Встреча в Париже через десятилетие оказывается искуплением и оправданием прошедшей жизни.
Газданов не случайно берет эпиграфом к роману фразу пушкинской героини из ее письма к Онегину. В его романе мужское и женское меняются местами. Главный герой оказывается робким, сентиментальным, мечтательным, отрешенным от обыденности. Решительной, ироничной и практичной предстает в ключевых эпизодах как раз прекрасная француженка.
В конкретном изображении чувства Газданов тоже плывет против течения. От сдержанной точности, характерной для литературы девятнадцатого
«Я вошел. Мы выпили чай в молчании.

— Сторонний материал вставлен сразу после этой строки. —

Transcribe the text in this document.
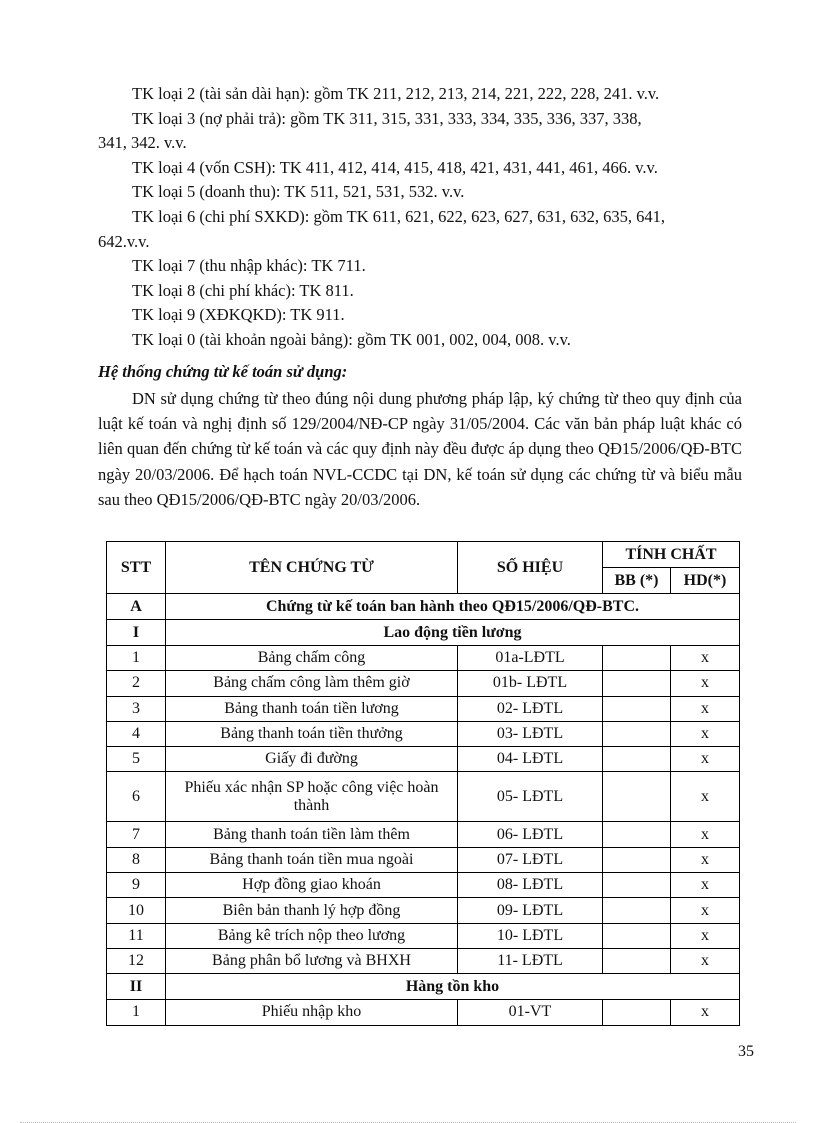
TK loại 2 (tài sản dài hạn): gồm TK 211, 212, 213, 214, 221, 222, 228, 241. v.v.

TK loại 3 (nợ phải trả): gồm TK 311, 315, 331, 333, 334, 335, 336, 337, 338,

341, 342. v.v.

TK loại 4 (vốn CSH): TK 411, 412, 414, 415, 418, 421, 431, 441, 461, 466. v.v.

TK loại 5 (doanh thu): TK 511, 521, 531, 532. v.v.

TK loại 6 (chi phí SXKD): gồm TK 611, 621, 622, 623, 627, 631, 632, 635, 641,

642.v.v.

TK loại 7 (thu nhập khác): TK 711.

TK loại 8 (chi phí khác): TK 811.

TK loại 9 (XĐKQKD): TK 911.

TK loại 0 (tài khoản ngoài bảng): gồm TK 001, 002, 004, 008. v.v.

Hệ thống chứng từ kế toán sử dụng:
DN sử dụng chứng từ theo đúng nội dung phương pháp lập, ký chứng từ theo quy định của luật kế toán và nghị định số 129/2004/NĐ-CP ngày 31/05/2004. Các văn bản pháp luật khác có liên quan đến chứng từ kế toán và các quy định này đều được áp dụng theo QĐ15/2006/QĐ-BTC ngày 20/03/2006. Để hạch toán NVL-CCDC tại DN, kế toán sử dụng các chứng từ và biểu mẫu sau theo QĐ15/2006/QĐ-BTC ngày 20/03/2006.
STT	TÊN CHỨNG TỪ	SỐ HIỆU	TÍNH CHẤT	
			BB (*)	HD(*)
A	Chứng từ kế toán ban hành theo QĐ15/2006/QĐ-BTC.			
I	Lao động tiền lương			
1	Bảng chấm công	01a-LĐTL		x
2	Bảng chấm công làm thêm giờ	01b- LĐTL		x
3	Bảng thanh toán tiền lương	02- LĐTL		x
4	Bảng thanh toán tiền thưởng	03- LĐTL		x
5	Giấy đi đường	04- LĐTL		x
6	Phiếu xác nhận SP hoặc công việc hoàn thành	05- LĐTL		x
7	Bảng thanh toán tiền làm thêm	06- LĐTL		x
8	Bảng thanh toán tiền mua ngoài	07- LĐTL		x
9	Hợp đồng giao khoán	08- LĐTL		x
10	Biên bản thanh lý hợp đồng	09- LĐTL		x
11	Bảng kê trích nộp theo lương	10- LĐTL		x
12	Bảng phân bổ lương và BHXH	11- LĐTL		x
II	Hàng tồn kho			
1	Phiếu nhập kho	01-VT		x
35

Мне было тяжело, я подошел к Клэр и сказал: – Клэр, не надо на меня сердиться. Я ждал встречи с вами десять лет. И я ничего у вас не прошу. – Я хотел прибавить, что такое долгое ожидание дает право на просьбу о самом простом, самом маленьком снисхождении; но глаза Клэр из серых стали почти черными; я с ужасом увидел – так как слишком долго этого ждал и перестал на это надеяться, – что Клэр подошла ко мне вплотную и ее грудь коснулась моего двубортного застегнутого пиджака; она обняла меня, лицо ее приблизилось; ледяной запах мороженого, которое она ела в кафе, вдруг почему-то необыкновенно поразил меня; и Клэр сказала: “Comment ne compreniez vous pas?..” <“Как, вы не понимали?..” (фр.) – Перев. автора.>, – и судорога прошла по ее телу. Туманные глаза Клэр, обладавшие даром стольких превращений, то жестокие, то бесстыдные, то смеющиеся, – мутные ее глаза я долго видел перед собой; и когда она заснула, я повернулся лицом к стене и прежняя печаль посетила меня; печаль была в воздухе, и прозрачные ее волны проплывали над белым телом Клэр, вдоль ее ног и груди; и печаль выходила изо рта Клэр невидимым дыханием».

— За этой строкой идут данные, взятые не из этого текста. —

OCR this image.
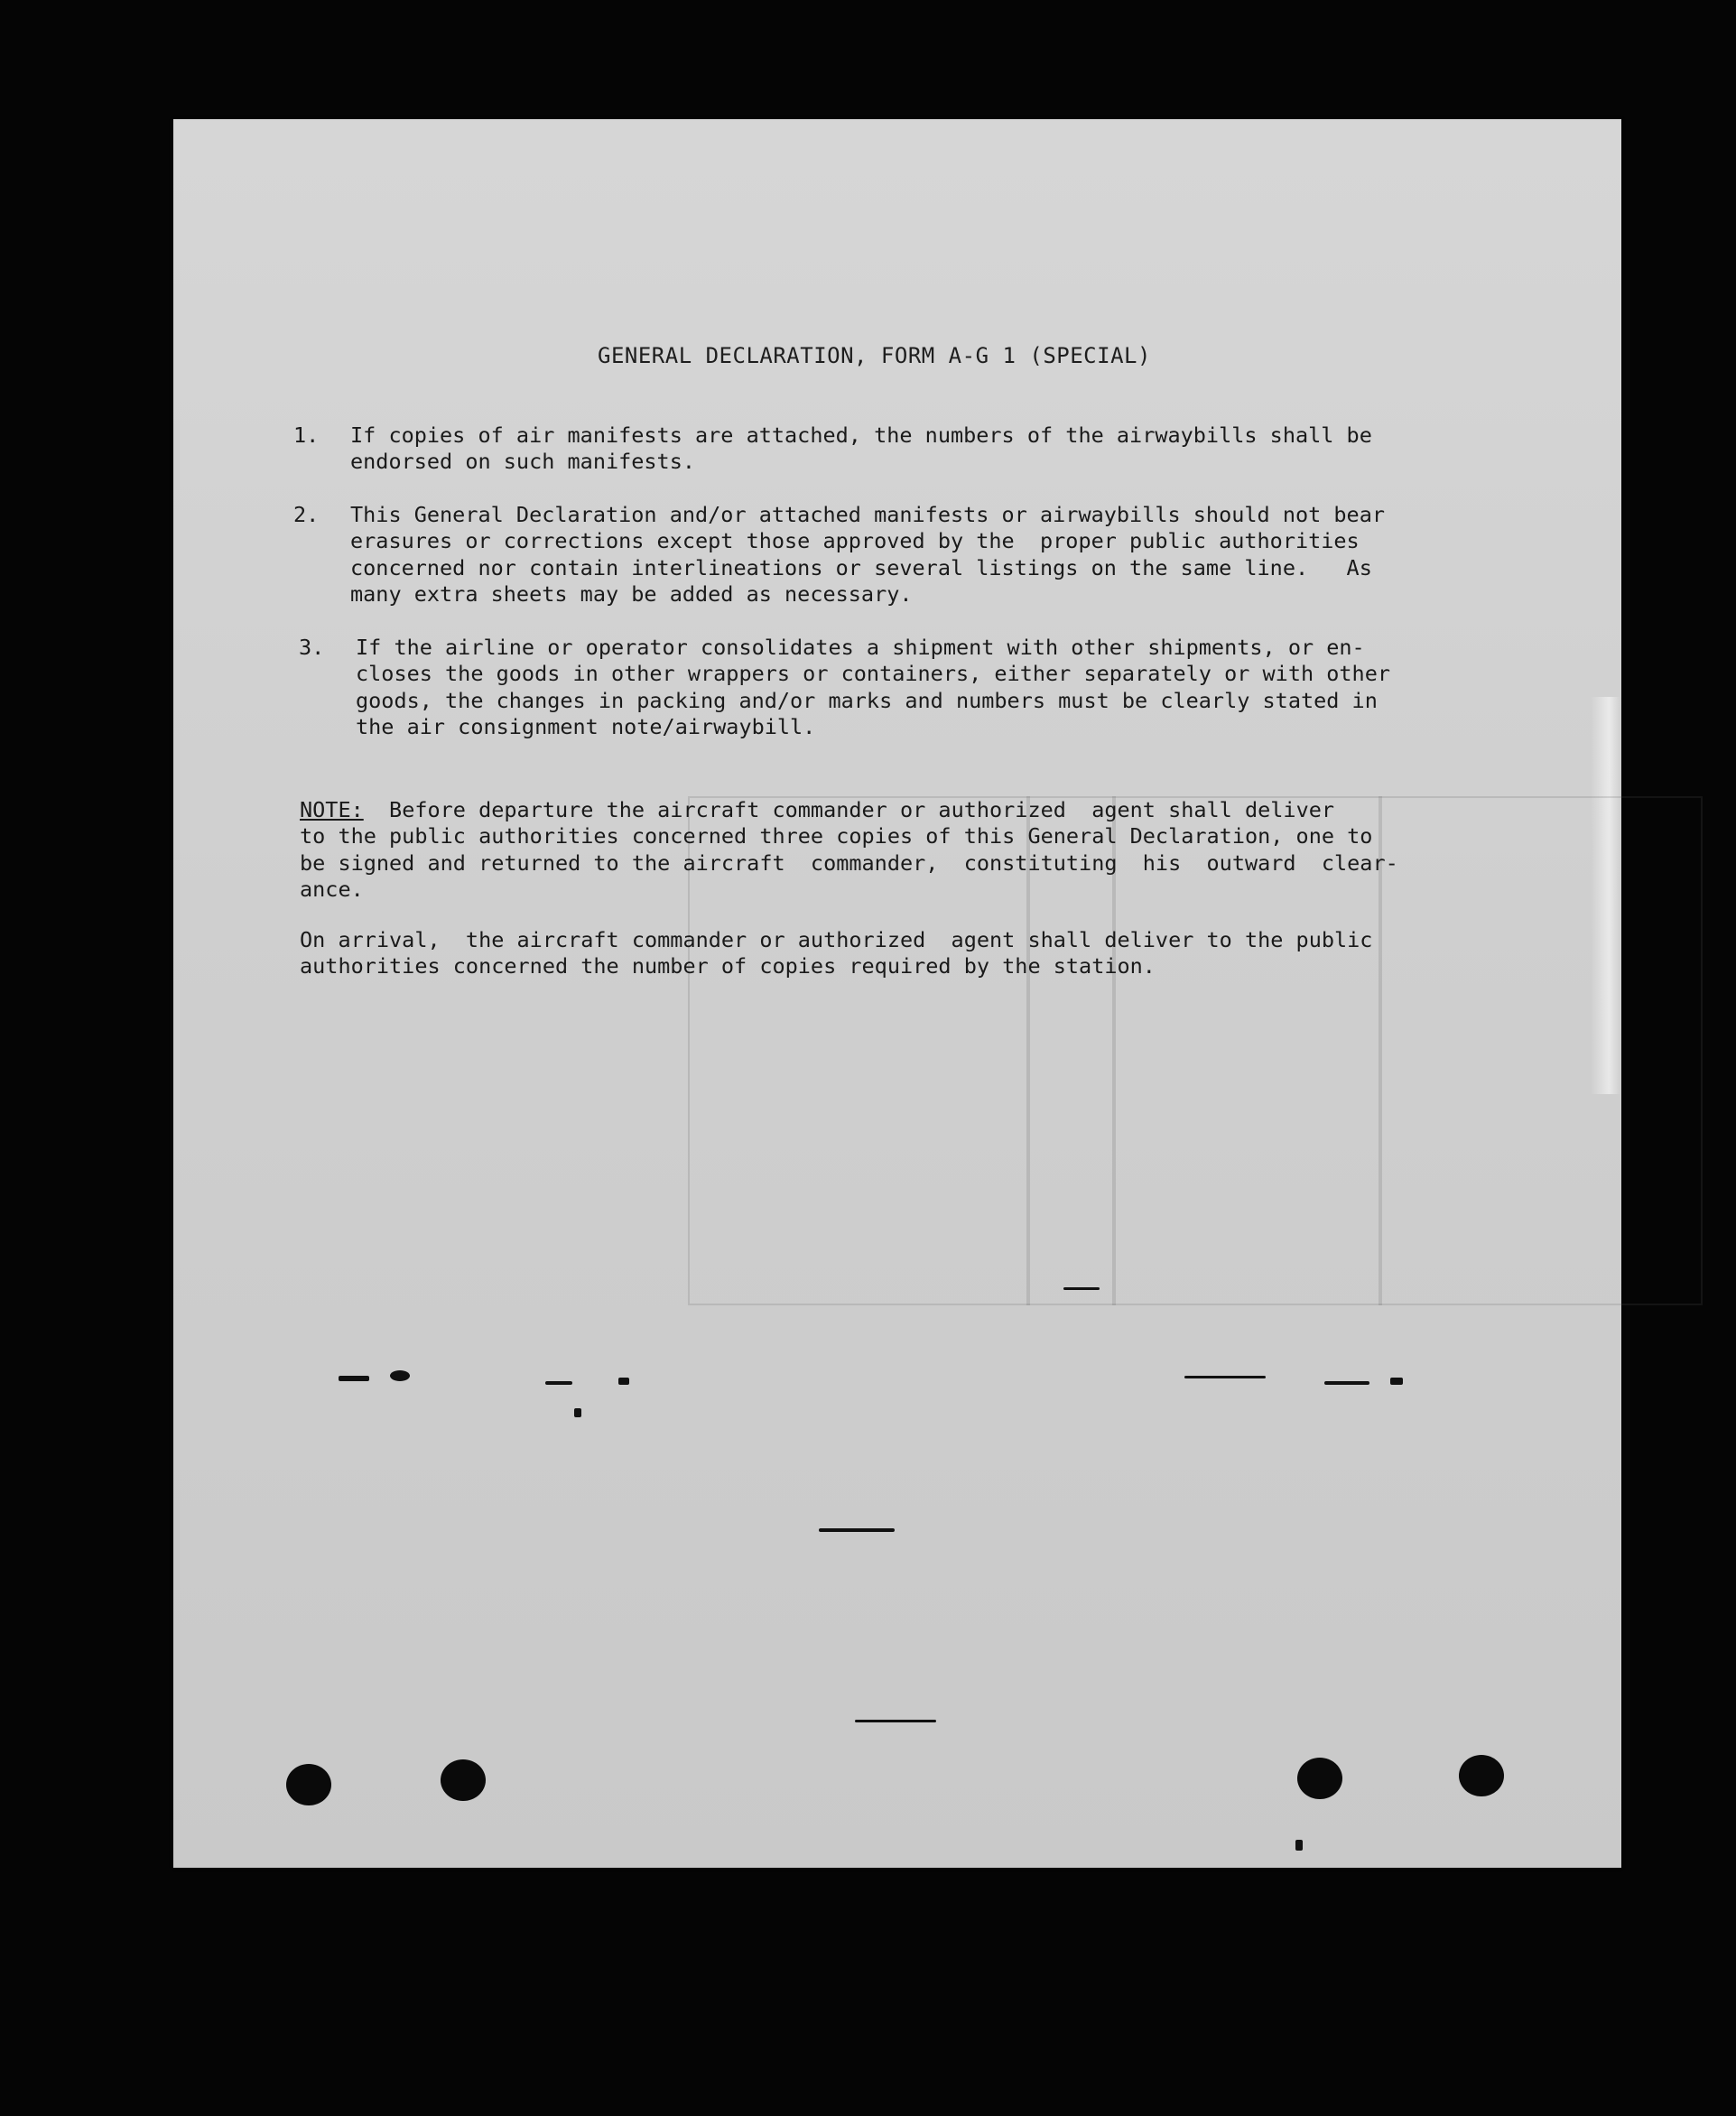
GENERAL DECLARATION, FORM A-G 1 (SPECIAL)

1.

If copies of air manifests are attached, the numbers of the airwaybills shall be

endorsed on such manifests.

2.

This General Declaration and/or attached manifests or airwaybills should not bear

erasures or corrections except those approved by the  proper public authorities

concerned nor contain interlineations or several listings on the same line.   As

many extra sheets may be added as necessary.

3.

If the airline or operator consolidates a shipment with other shipments, or en-

closes the goods in other wrappers or containers, either separately or with other

goods, the changes in packing and/or marks and numbers must be clearly stated in

the air consignment note/airwaybill.

NOTE:  Before departure the aircraft commander or authorized  agent shall deliver

to the public authorities concerned three copies of this General Declaration, one to

be signed and returned to the aircraft  commander,  constituting  his  outward  clear-

ance.

On arrival,  the aircraft commander or authorized  agent shall deliver to the public

authorities concerned the number of copies required by the station.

Так выглядит ключевая сцена соединения любимых. Предметные подробности заменяются метафорической вязью, конкретное изображение – лейтмотивной деталью («туманные глаза Клэр, обладавшие даром стольких превращений»: серые, почти черные, жестокие, бесстыдные, смеющиеся, мутные), физиология – поэзией.

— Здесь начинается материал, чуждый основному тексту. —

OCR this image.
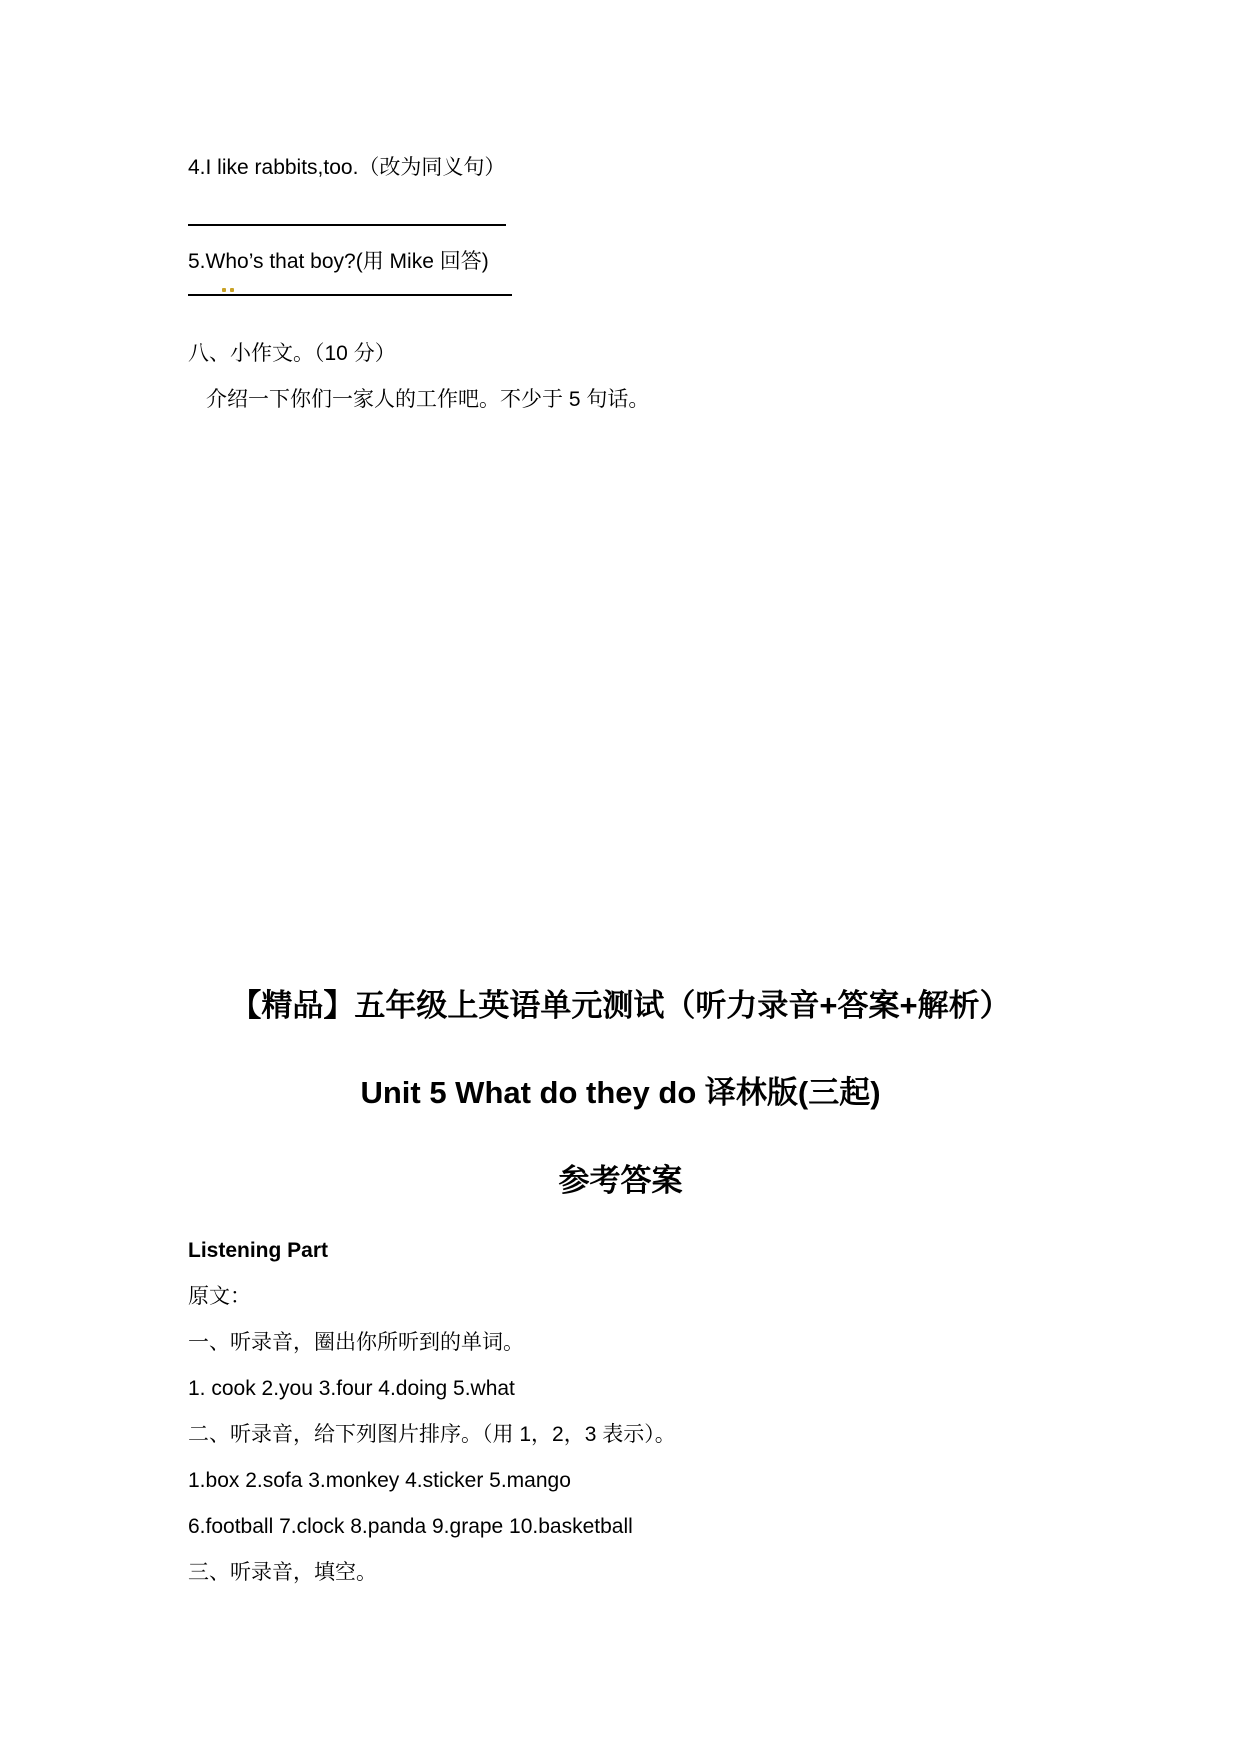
4.I like rabbits,too.（改为同义句）
5.Who’s that boy?(用 Mike 回答)
八、小作文。（10 分）
介绍一下你们一家人的工作吧。不少于 5 句话。
【精品】五年级上英语单元测试（听力录音+答案+解析）
Unit 5 What do they do 译林版(三起)
参考答案
Listening Part
原文：
一、听录音，圈出你所听到的单词。
1. cook 2.you 3.four 4.doing 5.what
二、听录音，给下列图片排序。（用 1，2，3 表示）。
1.box 2.sofa 3.monkey 4.sticker 5.mango
6.football 7.clock 8.panda 9.grape 10.basketball
三、听录音，填空。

Газданова, как уже упоминалось, в тридцатые годы чаще всего ставили в один ряд с Набоковым. Какое-то время они воспринимались как литературные соперники. Эта параллель, действительно, представляется самой очевидной и самой сильной.
Дневные и ночные дороги двух писателей оказались, однако, в итоге так далеки, что говорить о сходстве и здесь можно лишь для обозначения различий.
Газданов четырьмя годами моложе Набокова. Первый набоковский роман «Машенька» (1926) теми же четырьмя годами старше «Вечера у Клэр». Это четырехлетие, минимальная, в общем, граница, оказалось, однако, пропастью между эпохами и поколениями, абсолютным разрывом.
Между текстами есть очевидное фабульное сходство. Привычный любовный треугольник приобретает в обоих романах необычный вид: соперником героя в отношениях с женщиной оказывается не другой (хотя у обеих героинь к моменту повторной встречи-невстречи уже есть мужья), а собственное прошлое.
Но разрешаются конфликты принципиально по-разному.
Набоковский роман – история в тургеневском духе на современном материале. Для Ганина любовь к девушке, ставшей женой другого, неотрывна от прошлого, от родного пейзажа, от России. Его отказ от новой встречи в финале объясняется неразрывностью героини и родного ландшафта. «Ганин глядел на легкое небо, на сквозную крышу – и уже чувствовал с беспощадной ясностью, что его роман с Машенькой кончился навсегда. Он длился всего четыре дня, – эти четыре дня были быть может счастливейшей порой его жизни. Но теперь он до конца исчерпал свое воспоминанье, до конца насытился им, и образ Машеньки остался вместе с умирающим старым поэтом там, в доме теней, который уже сам стал воспоминаньем. И кроме этого образа, другой Машеньки нет и быть не может» («Машенька», гл. XVII).